Ryan was shocked that her fellatio sequence provoked controversy – she got on with the guy! She also wanted to go home early. But it revealed something wider: a strategic inflexibility around sex, a sense that the consequence of the #MeToo movement was outward chastity. “I’ve always found this fascinating, in arguments about sex, consent and abuse, the people who fail to grasp the subtlety of it. Therefore if this is abuse, why isn’t that abuse?” She brings up the equating of certain statements to lyrics in popular music. “They said: ‘Well, how’s that different?’ I thought: ‘How is it alike?’”

She would not have come to London in 2008 had it not been for her then boyfriend. “Everyone said: ‘Don’t go to London, they have rats there.’ And I hated it, because I was immediately broke.”
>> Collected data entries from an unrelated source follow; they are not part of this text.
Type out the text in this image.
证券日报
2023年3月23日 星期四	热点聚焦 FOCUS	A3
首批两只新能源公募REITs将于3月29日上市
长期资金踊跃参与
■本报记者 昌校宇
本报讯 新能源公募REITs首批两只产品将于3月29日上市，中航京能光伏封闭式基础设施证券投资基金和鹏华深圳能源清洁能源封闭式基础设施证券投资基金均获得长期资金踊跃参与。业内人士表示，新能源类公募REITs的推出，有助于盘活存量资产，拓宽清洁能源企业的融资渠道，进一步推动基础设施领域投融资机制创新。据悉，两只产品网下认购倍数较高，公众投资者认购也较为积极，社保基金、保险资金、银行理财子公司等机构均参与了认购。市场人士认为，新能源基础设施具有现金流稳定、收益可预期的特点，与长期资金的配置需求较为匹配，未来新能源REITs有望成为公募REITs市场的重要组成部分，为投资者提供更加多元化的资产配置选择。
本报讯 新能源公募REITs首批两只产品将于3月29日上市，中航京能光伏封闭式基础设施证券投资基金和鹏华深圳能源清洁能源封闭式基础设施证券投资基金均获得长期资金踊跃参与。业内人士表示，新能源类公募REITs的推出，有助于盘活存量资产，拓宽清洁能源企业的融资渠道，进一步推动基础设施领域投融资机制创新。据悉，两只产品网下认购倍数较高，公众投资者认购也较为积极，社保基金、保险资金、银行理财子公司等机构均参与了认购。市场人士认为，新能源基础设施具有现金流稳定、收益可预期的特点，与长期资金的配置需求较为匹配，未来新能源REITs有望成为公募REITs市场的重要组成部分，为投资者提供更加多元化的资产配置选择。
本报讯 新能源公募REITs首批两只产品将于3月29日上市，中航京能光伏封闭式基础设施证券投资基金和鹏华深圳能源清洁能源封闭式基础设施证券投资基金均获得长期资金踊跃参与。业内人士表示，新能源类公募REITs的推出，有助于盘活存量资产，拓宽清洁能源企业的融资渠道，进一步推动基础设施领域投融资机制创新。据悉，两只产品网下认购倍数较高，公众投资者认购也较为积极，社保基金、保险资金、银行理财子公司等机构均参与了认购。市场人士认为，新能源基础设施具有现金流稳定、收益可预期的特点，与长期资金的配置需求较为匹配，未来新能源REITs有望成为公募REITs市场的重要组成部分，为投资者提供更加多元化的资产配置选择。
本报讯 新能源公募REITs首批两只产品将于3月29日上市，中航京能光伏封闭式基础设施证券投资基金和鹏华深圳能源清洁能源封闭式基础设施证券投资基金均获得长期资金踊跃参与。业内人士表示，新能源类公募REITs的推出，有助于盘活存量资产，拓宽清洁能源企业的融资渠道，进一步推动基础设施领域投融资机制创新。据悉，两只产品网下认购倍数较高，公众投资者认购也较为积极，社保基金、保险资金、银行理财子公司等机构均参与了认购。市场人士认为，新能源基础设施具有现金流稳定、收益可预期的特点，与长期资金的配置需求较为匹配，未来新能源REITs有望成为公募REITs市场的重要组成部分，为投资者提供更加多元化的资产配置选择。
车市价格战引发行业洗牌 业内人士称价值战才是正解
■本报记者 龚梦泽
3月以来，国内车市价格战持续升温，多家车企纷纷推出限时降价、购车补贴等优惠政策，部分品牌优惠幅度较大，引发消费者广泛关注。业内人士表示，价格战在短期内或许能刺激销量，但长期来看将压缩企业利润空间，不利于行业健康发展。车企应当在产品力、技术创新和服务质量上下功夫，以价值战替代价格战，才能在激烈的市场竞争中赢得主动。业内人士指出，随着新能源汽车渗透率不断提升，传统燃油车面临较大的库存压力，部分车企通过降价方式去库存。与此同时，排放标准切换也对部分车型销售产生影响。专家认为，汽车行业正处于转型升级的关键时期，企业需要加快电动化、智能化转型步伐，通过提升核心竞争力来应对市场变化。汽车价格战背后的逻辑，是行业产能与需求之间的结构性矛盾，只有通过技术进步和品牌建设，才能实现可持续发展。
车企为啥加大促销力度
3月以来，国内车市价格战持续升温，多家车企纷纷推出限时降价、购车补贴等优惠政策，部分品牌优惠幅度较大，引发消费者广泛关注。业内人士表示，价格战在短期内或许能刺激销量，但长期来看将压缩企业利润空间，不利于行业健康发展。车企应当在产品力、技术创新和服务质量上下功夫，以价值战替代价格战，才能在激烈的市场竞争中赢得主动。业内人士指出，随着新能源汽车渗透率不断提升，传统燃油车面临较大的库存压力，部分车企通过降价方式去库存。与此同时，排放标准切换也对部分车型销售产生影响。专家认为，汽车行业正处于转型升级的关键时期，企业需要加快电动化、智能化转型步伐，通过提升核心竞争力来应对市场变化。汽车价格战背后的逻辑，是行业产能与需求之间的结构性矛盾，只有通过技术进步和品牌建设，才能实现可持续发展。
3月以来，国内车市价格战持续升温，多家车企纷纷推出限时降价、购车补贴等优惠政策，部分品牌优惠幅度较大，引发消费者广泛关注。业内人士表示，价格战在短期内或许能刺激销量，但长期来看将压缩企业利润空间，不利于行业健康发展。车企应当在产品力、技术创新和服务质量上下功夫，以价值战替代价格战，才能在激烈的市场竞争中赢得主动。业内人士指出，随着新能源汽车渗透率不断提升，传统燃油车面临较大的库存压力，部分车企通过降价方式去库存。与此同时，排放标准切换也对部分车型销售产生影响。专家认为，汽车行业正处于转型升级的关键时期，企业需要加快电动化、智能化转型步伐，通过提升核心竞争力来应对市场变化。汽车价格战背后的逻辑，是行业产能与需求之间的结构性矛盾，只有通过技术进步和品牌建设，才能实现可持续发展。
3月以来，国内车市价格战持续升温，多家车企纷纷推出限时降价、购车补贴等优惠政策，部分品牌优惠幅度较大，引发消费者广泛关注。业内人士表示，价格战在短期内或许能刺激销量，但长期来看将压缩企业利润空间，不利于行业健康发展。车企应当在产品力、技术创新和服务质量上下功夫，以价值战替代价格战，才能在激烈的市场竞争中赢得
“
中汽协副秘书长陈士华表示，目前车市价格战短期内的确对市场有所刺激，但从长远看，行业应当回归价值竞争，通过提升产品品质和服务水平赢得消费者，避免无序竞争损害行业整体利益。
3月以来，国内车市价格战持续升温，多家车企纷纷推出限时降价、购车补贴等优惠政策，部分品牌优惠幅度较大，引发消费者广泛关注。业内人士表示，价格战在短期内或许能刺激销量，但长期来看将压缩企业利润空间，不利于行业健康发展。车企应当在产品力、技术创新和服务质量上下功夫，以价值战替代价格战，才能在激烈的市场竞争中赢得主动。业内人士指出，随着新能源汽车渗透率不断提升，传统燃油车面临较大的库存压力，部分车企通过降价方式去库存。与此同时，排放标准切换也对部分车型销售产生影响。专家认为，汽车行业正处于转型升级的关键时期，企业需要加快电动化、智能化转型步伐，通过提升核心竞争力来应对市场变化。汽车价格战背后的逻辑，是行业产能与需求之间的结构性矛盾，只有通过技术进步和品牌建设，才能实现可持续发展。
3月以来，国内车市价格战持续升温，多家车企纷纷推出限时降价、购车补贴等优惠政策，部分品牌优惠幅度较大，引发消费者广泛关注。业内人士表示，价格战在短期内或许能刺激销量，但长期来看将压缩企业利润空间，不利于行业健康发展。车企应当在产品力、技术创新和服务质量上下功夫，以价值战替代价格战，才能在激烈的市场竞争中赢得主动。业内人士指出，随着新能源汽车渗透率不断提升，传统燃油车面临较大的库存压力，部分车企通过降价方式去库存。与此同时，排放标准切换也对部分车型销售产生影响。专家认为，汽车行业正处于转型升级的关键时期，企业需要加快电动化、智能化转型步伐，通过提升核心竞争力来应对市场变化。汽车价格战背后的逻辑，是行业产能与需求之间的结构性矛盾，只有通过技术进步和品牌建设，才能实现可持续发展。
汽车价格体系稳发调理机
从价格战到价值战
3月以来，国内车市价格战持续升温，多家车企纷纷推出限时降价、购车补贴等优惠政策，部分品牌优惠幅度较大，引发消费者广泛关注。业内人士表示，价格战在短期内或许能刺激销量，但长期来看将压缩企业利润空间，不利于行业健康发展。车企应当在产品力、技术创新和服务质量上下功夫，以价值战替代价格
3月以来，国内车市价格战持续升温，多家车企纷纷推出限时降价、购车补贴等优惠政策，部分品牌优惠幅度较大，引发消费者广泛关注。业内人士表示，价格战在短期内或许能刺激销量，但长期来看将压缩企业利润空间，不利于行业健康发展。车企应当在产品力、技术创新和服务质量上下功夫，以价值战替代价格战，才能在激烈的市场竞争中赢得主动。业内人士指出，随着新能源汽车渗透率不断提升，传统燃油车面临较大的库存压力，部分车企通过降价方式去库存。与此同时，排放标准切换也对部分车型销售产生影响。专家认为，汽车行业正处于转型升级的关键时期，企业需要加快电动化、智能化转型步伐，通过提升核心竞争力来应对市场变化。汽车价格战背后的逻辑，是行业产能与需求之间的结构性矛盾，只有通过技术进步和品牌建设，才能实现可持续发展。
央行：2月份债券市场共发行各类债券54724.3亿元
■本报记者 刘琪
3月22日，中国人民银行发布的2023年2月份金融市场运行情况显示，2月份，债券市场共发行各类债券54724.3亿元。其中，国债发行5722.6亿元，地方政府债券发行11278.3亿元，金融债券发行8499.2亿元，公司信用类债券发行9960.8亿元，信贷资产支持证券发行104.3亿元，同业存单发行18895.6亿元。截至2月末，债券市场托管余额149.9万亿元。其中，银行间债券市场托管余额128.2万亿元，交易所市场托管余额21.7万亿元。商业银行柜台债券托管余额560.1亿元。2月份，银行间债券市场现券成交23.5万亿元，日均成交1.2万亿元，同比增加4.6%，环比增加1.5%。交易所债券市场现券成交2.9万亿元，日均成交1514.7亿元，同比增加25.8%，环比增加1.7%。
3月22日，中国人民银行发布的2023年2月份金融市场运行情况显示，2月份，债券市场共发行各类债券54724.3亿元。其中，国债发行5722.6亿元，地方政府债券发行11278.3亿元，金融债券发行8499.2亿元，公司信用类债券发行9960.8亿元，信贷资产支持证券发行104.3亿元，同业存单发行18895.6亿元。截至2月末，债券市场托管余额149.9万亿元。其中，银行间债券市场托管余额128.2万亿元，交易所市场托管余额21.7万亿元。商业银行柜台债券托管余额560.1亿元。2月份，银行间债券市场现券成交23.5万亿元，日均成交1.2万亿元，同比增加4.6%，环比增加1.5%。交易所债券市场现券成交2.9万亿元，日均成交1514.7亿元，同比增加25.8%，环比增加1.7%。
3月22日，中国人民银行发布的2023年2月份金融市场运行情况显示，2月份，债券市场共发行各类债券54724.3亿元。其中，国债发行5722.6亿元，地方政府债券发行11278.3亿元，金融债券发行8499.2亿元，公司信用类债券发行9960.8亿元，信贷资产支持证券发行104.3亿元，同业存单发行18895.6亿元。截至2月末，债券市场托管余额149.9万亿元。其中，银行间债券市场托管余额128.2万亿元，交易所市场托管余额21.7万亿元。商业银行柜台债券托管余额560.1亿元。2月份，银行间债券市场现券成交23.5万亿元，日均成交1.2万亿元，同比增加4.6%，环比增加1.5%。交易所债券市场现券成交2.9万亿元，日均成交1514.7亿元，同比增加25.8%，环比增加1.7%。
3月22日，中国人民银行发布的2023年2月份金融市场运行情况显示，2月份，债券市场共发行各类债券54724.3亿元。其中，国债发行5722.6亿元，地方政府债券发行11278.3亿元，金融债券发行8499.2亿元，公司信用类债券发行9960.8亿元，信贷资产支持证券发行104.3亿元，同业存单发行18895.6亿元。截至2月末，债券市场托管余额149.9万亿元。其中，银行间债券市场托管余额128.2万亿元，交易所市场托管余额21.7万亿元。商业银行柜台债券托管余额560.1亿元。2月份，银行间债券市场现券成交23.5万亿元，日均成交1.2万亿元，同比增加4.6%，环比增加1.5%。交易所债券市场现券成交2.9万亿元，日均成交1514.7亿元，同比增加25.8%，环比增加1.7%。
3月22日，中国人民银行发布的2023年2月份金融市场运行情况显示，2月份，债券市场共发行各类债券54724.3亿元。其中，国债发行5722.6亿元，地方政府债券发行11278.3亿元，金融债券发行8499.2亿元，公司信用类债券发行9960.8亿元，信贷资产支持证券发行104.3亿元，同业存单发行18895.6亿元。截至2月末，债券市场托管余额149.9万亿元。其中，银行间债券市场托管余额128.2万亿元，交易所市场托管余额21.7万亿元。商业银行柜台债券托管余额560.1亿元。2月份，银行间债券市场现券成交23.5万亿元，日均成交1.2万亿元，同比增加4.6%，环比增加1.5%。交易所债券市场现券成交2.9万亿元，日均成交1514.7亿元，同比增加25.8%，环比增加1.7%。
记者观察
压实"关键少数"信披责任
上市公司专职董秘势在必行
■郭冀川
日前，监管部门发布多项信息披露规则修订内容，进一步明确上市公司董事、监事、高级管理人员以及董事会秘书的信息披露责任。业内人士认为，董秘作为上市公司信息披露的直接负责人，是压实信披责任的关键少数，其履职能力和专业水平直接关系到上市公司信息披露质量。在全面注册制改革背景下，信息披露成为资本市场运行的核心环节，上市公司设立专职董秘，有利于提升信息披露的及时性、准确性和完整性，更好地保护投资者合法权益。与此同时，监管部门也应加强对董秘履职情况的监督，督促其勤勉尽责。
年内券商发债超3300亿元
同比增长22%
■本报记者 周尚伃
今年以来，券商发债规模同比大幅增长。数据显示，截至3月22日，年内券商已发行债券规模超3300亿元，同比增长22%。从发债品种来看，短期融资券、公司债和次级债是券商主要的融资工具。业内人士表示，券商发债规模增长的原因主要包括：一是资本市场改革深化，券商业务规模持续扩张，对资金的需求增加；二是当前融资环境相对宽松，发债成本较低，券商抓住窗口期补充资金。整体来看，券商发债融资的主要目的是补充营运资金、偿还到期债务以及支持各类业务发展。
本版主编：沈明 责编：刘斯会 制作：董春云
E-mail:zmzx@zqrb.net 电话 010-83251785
‘I felt confident I had comedy’

She got a job in business, was found to have an autoimmune condition, which can sometimes make it difficult to get pregnant, and at 23, chose to try to have a baby. “When you’re first informed about something – I was quite sick at the time – you go to the darkest possibility. My logic with my boyfriend was, we’ve had so many problems, if we haven’t split up by now, we never will. Now I see how lengthy life is, and how many things can transform. But at 23, I was unaware.” She succeeded in get pregnant and had Violet.

The next bit sounds as high-pressure as a chaotic comedy film. While on parental leave, she would take care of Violet in the day and try to enter comedy in the evening, carrying her daughter with her. She felt from her sales job that she had no problem being convincing, and she had belief in her sharp humor from her time at Hooters; more than that, she says simply, “I knew I had material.” The whole scene was riddled with discrimination – she won a prestigious comedy award in 2008, just over a year after she’d started performing, a prize that was conceived in the context of a ongoing debate about whether women could be funny

John Kim
John Kim

Elara is a passionate poet and storyteller, known for her evocative verses and engaging narratives that capture the human experience.